Below are excerpts of an interview edited for clarity.
Q: The average person looking at the report may think 'this is out of my control,' but could still wonder that 'my number could be in there' among all the stolen data. How should a person who doesn't know much about this situation react or what would be the best information to know?
A: Well, in relation to this particular incident, a lot of it happened a couple of years ago, going back as far as 2006 and 2007. So the news [last] week was pretty much only about the indictment, not about the actual crime. With this particular one, chances are if [a consumer] were to have trouble they would have had trouble already. That being said, in general, there are many instances where the average consumer, you're right, does not have any control. But there are a few things they do have some control over. One which I like to do myself and I tell people, especially when shopping online, is that a lot of places will give you the option to Store my credit card for future purposes. I never select that option. That is one thing that the average person has some control over. That's not a guarantee that the company will honor that choice but at least you've made your intentions known.
Q: What can people do with those stolen credit card numbers? Can they be distributed someplace else?
A: What generally happens is that the stolen numbers are resold, usually in lots of about 10,000 numbers and the price of those numbers for resale is pretty much a supply and demand type issue. So you can't really say there's a given spot price for those numbers but the person stealing them in general is not the person using them.

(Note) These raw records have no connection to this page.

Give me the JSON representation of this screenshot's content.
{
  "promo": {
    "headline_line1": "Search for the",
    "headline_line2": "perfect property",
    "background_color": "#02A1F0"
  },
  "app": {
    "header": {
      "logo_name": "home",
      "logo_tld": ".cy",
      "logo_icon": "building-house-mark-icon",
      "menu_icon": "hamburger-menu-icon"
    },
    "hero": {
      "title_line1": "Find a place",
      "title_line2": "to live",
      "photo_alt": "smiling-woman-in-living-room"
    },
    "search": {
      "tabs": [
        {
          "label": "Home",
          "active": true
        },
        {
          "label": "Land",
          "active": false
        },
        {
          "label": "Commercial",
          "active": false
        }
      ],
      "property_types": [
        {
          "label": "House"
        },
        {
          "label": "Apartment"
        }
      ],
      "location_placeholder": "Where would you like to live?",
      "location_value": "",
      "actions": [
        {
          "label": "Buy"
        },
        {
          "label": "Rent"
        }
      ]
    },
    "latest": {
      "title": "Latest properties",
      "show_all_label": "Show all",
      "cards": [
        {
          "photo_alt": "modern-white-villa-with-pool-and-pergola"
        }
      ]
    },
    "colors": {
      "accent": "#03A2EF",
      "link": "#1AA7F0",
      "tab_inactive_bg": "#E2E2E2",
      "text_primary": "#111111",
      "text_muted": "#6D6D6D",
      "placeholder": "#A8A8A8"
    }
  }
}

Q: Can somebody do a lot of damage with just a credit card number?
A: Well that is more of a case by case basis. What I have personally seen in the case of a stolen card, is that the card might be used for, a for instance, a one dollar charitable donation. If that succeeds, then it is used for whatever the thief wants. But a lot of time they'll do a small test transaction to see if what they've got is good and then they'll just go wild after that.

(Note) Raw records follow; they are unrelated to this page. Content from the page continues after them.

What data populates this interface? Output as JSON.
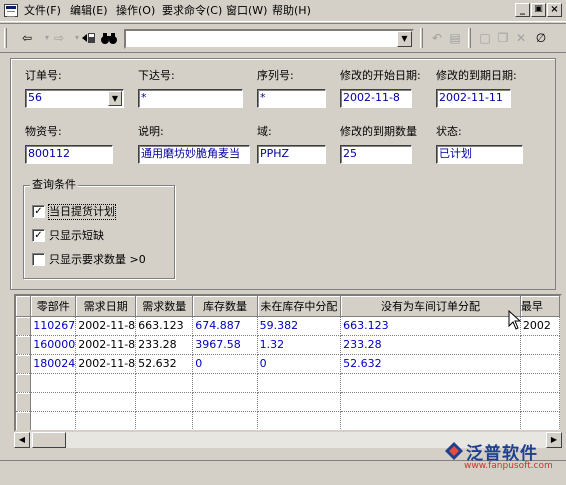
{
  "menu": {
    "items": [
      "文件(F)",
      "编辑(E)",
      "操作(O)",
      "要求命令(C)",
      "窗口(W)",
      "帮助(H)"
    ],
    "window_buttons": [
      "_",
      "&#x1F5D7;",
      "×"
    ]
  },
  "toolbar": {
    "combo_value": "",
    "icons": [
      "back-arrow-icon",
      "forward-arrow-icon",
      "next-record-icon",
      "binoculars-icon",
      "undo-icon",
      "save-icon",
      "new-doc-icon",
      "copy-icon",
      "delete-icon",
      "eraser-icon"
    ]
  },
  "form": {
    "order_no_label": "订单号:",
    "order_no_value": "56",
    "issue_no_label": "下达号:",
    "issue_no_value": "*",
    "seq_no_label": "序列号:",
    "seq_no_value": "*",
    "start_date_label": "修改的开始日期:",
    "start_date_value": "2002-11-8",
    "due_date_label": "修改的到期日期:",
    "due_date_value": "2002-11-11",
    "item_no_label": "物资号:",
    "item_no_value": "800112",
    "desc_label": "说明:",
    "desc_value": "通用磨坊妙脆角麦当",
    "domain_label": "域:",
    "domain_value": "PPHZ",
    "due_qty_label": "修改的到期数量",
    "due_qty_value": "25",
    "status_label": "状态:",
    "status_value": "已计划"
  },
  "query": {
    "title": "查询条件",
    "options": [
      {
        "label": "当日提货计划",
        "checked": true
      },
      {
        "label": "只显示短缺",
        "checked": true
      },
      {
        "label": "只显示要求数量 >0",
        "checked": false
      }
    ]
  },
  "grid": {
    "columns": [
      "零部件",
      "需求日期",
      "需求数量",
      "库存数量",
      "未在库存中分配",
      "没有为车间订单分配",
      "最早"
    ],
    "rows": [
      [
        "110267",
        "2002-11-8",
        "663.123",
        "674.887",
        "59.382",
        "663.123",
        "2002"
      ],
      [
        "160000",
        "2002-11-8",
        "233.28",
        "3967.58",
        "1.32",
        "233.28",
        ""
      ],
      [
        "180024",
        "2002-11-8",
        "52.632",
        "0",
        "0",
        "52.632",
        ""
      ]
    ]
  },
  "watermark": {
    "name": "泛普软件",
    "url": "www.fanpusoft.com"
  }
}
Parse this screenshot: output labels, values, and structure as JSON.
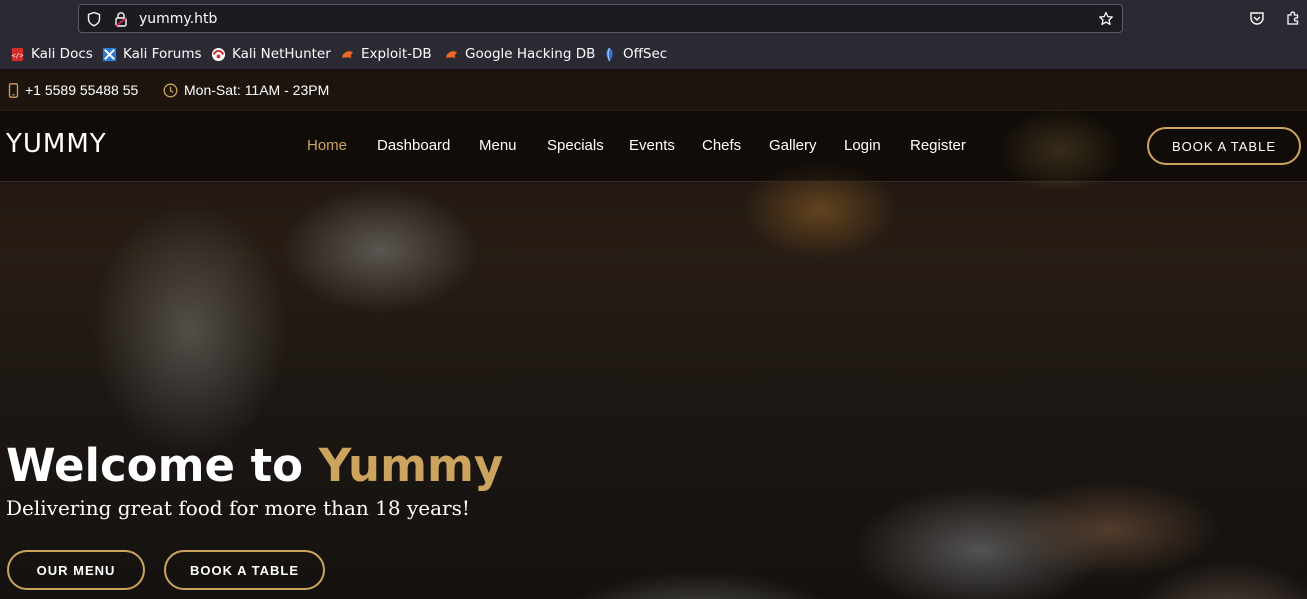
{
  "colors": {
    "accent": "#cda45e",
    "browser_toolbar": "#2b2a33",
    "urlbar": "#1c1b22"
  },
  "browser": {
    "url": "yummy.htb",
    "icons": [
      "shield-icon",
      "lock-warning-icon",
      "star-icon",
      "pocket-icon",
      "extensions-icon"
    ],
    "bookmarks": [
      {
        "label": "Kali Docs",
        "icon": "kali-docs-favicon"
      },
      {
        "label": "Kali Forums",
        "icon": "kali-forums-favicon"
      },
      {
        "label": "Kali NetHunter",
        "icon": "kali-nethunter-favicon"
      },
      {
        "label": "Exploit-DB",
        "icon": "exploit-db-favicon"
      },
      {
        "label": "Google Hacking DB",
        "icon": "google-hacking-db-favicon"
      },
      {
        "label": "OffSec",
        "icon": "offsec-favicon"
      }
    ]
  },
  "topbar": {
    "phone": "+1 5589 55488 55",
    "hours": "Mon-Sat: 11AM - 23PM"
  },
  "header": {
    "logo": "YUMMY",
    "nav": [
      "Home",
      "Dashboard",
      "Menu",
      "Specials",
      "Events",
      "Chefs",
      "Gallery",
      "Login",
      "Register"
    ],
    "active_nav": "Home",
    "cta": "BOOK A TABLE"
  },
  "hero": {
    "title_prefix": "Welcome to ",
    "title_accent": "Yummy",
    "subtitle": "Delivering great food for more than 18 years!",
    "buttons": [
      "OUR MENU",
      "BOOK A TABLE"
    ]
  }
}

Q: Also looking into it, I found some banks have a limit on the amount you can actually lose as a customer.
A: According to law, as I understand it, you are limited to $50 in losses if you report it in a timely manner.

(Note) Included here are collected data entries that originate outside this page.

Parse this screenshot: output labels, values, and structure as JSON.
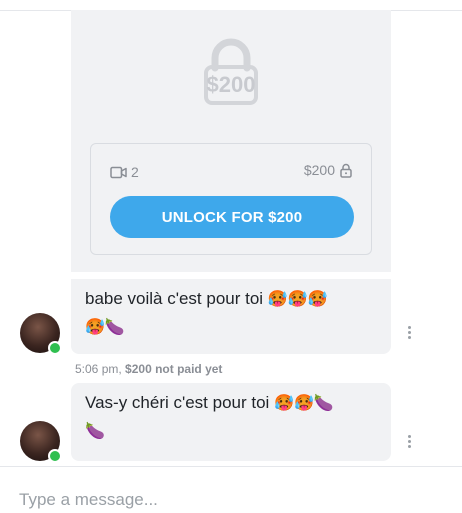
{
  "ppv_message": {
    "preview_price": "$200",
    "media_count": "2",
    "price": "$200",
    "unlock_label": "UNLOCK FOR $200"
  },
  "messages": [
    {
      "text": "babe voilà c'est pour toi",
      "emojis": "🥵🥵🥵",
      "emojis_line2": "🥵🍆"
    },
    {
      "text": "Vas-y chéri c'est pour toi",
      "emojis": "🥵🥵🍆",
      "emojis_line2": "🍆"
    }
  ],
  "meta": {
    "time": "5:06 pm,",
    "status": "$200 not paid yet"
  },
  "composer": {
    "placeholder": "Type a message..."
  },
  "colors": {
    "accent": "#3ea8eb",
    "bubble": "#f1f2f4",
    "online": "#2fbf50"
  }
}
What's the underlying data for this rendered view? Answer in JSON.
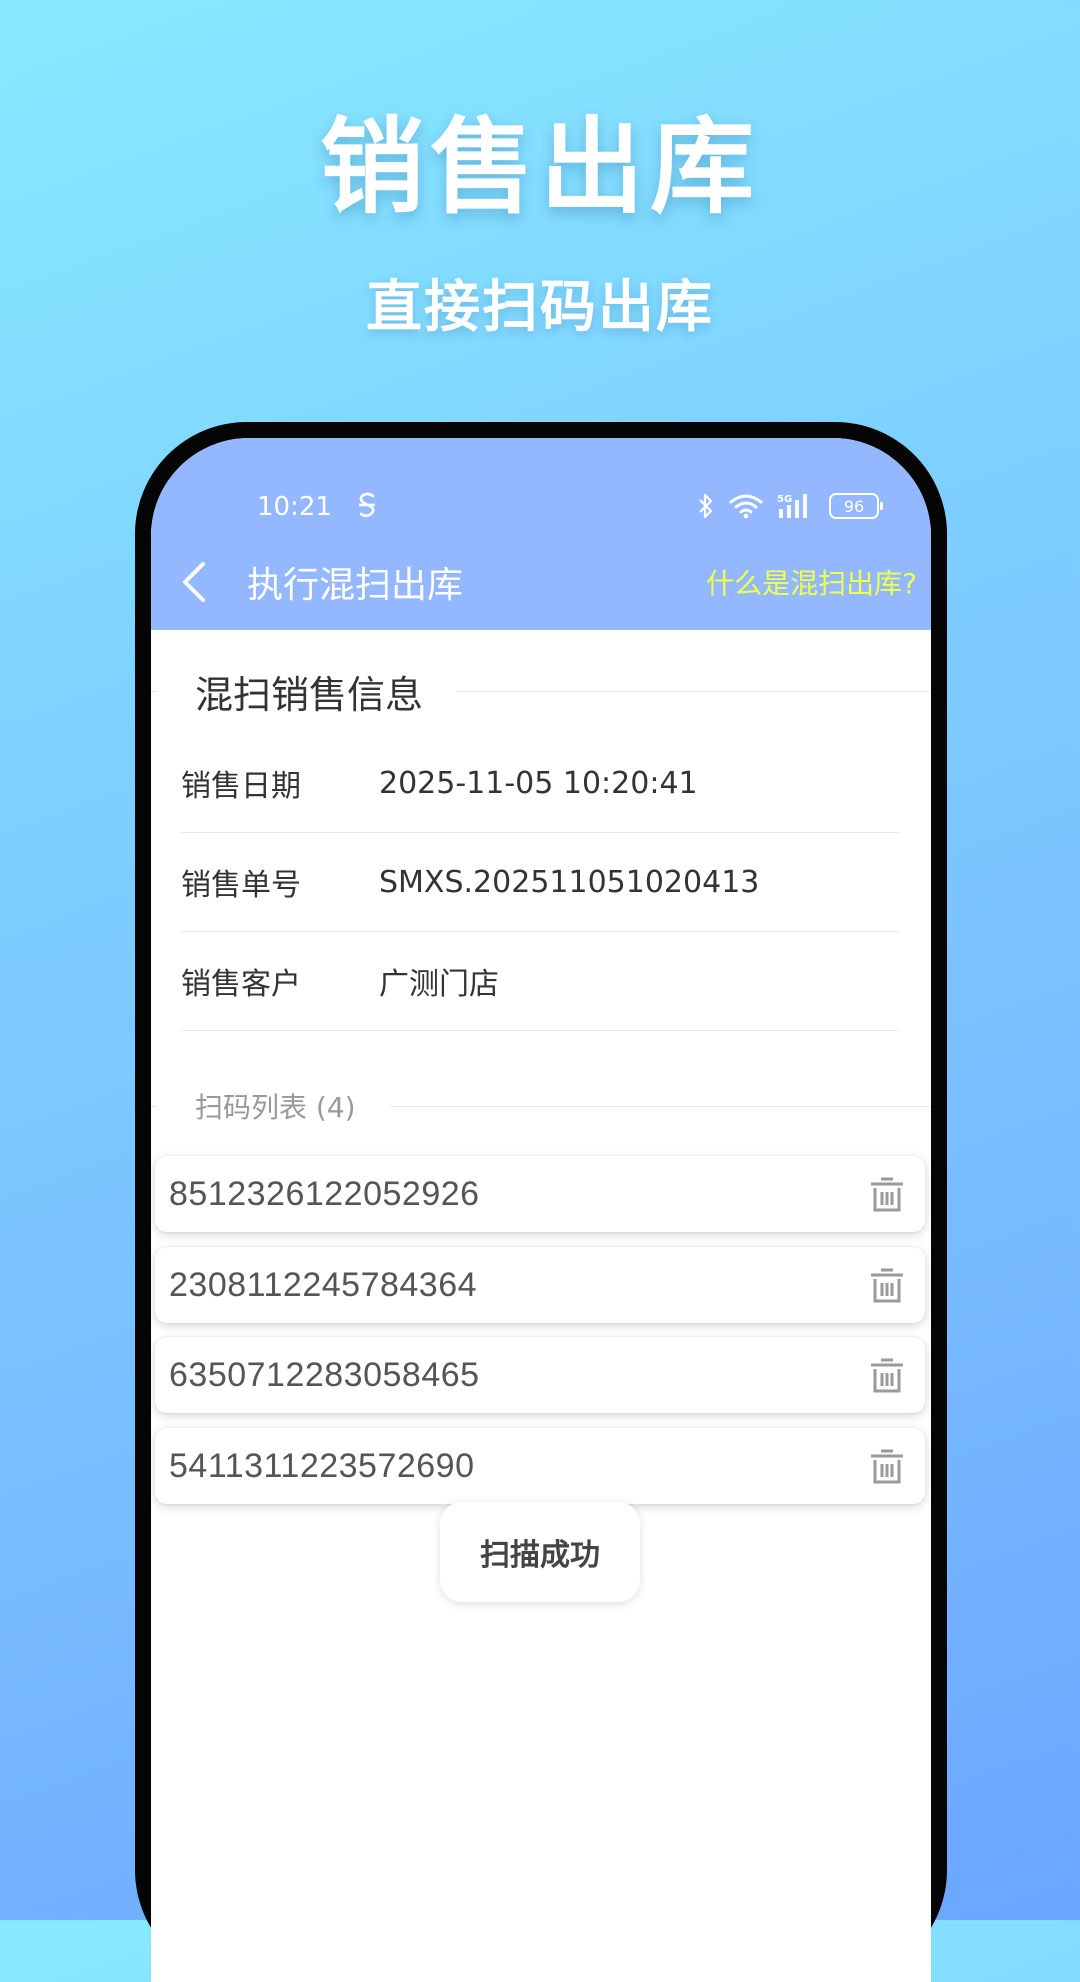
{
  "promo": {
    "title": "销售出库",
    "subtitle": "直接扫码出库"
  },
  "status_bar": {
    "time": "10:21",
    "network": "5G",
    "battery": "96"
  },
  "app_bar": {
    "title": "执行混扫出库",
    "help_link": "什么是混扫出库?"
  },
  "info": {
    "section_title": "混扫销售信息",
    "rows": [
      {
        "label": "销售日期",
        "value": "2025-11-05 10:20:41"
      },
      {
        "label": "销售单号",
        "value": "SMXS.202511051020413"
      },
      {
        "label": "销售客户",
        "value": "广测门店"
      }
    ]
  },
  "scan_list": {
    "title": "扫码列表 (4)",
    "items": [
      {
        "code": "8512326122052926"
      },
      {
        "code": "2308112245784364"
      },
      {
        "code": "6350712283058465"
      },
      {
        "code": "5411311223572690"
      }
    ]
  },
  "toast": {
    "message": "扫描成功"
  },
  "colors": {
    "header": "#93b8ff",
    "help_link": "#f1ff4a",
    "frame": "#050505"
  },
  "icons": [
    "back-arrow-icon",
    "bluetooth-icon",
    "wifi-icon",
    "signal-icon",
    "battery-icon",
    "trash-icon"
  ]
}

Q: Would there be any additional advice you would add that could help someone?
A: From a consumer perspective, I have one thing I want to add. You know when you hand your credit card to a person at a retail establishment, first you want to make sure that it's only swiped on the cash register. There have been numerous cases where the person might turn around or stoop down to look under the shelf presumably, and they're actually swiping the card somewhere else also. That is much more a case of dishonesty at the employee level than at the company, obviously. So, you want to make sure of that, and that's especially difficult in situations like restaurants where you may hand your card to a waiter, things like that. Fraud has occurred a lot in those types of scenarios.
The other scenario you really want to watch out for, is let's say you're walking up to an ATM or a vending machine like a movie rental vending machine that accepts credit cards. There have been quite a few cases of people placing what's known as a skimmer on the machine. Basically what that is, is in addition to the machine itself reading your card, this other little device that's added on also reads your card. And so if the machine you're going to looks unusual, if it doesn't look the same as the ATM down the street, be very careful about wiping your card through that machine.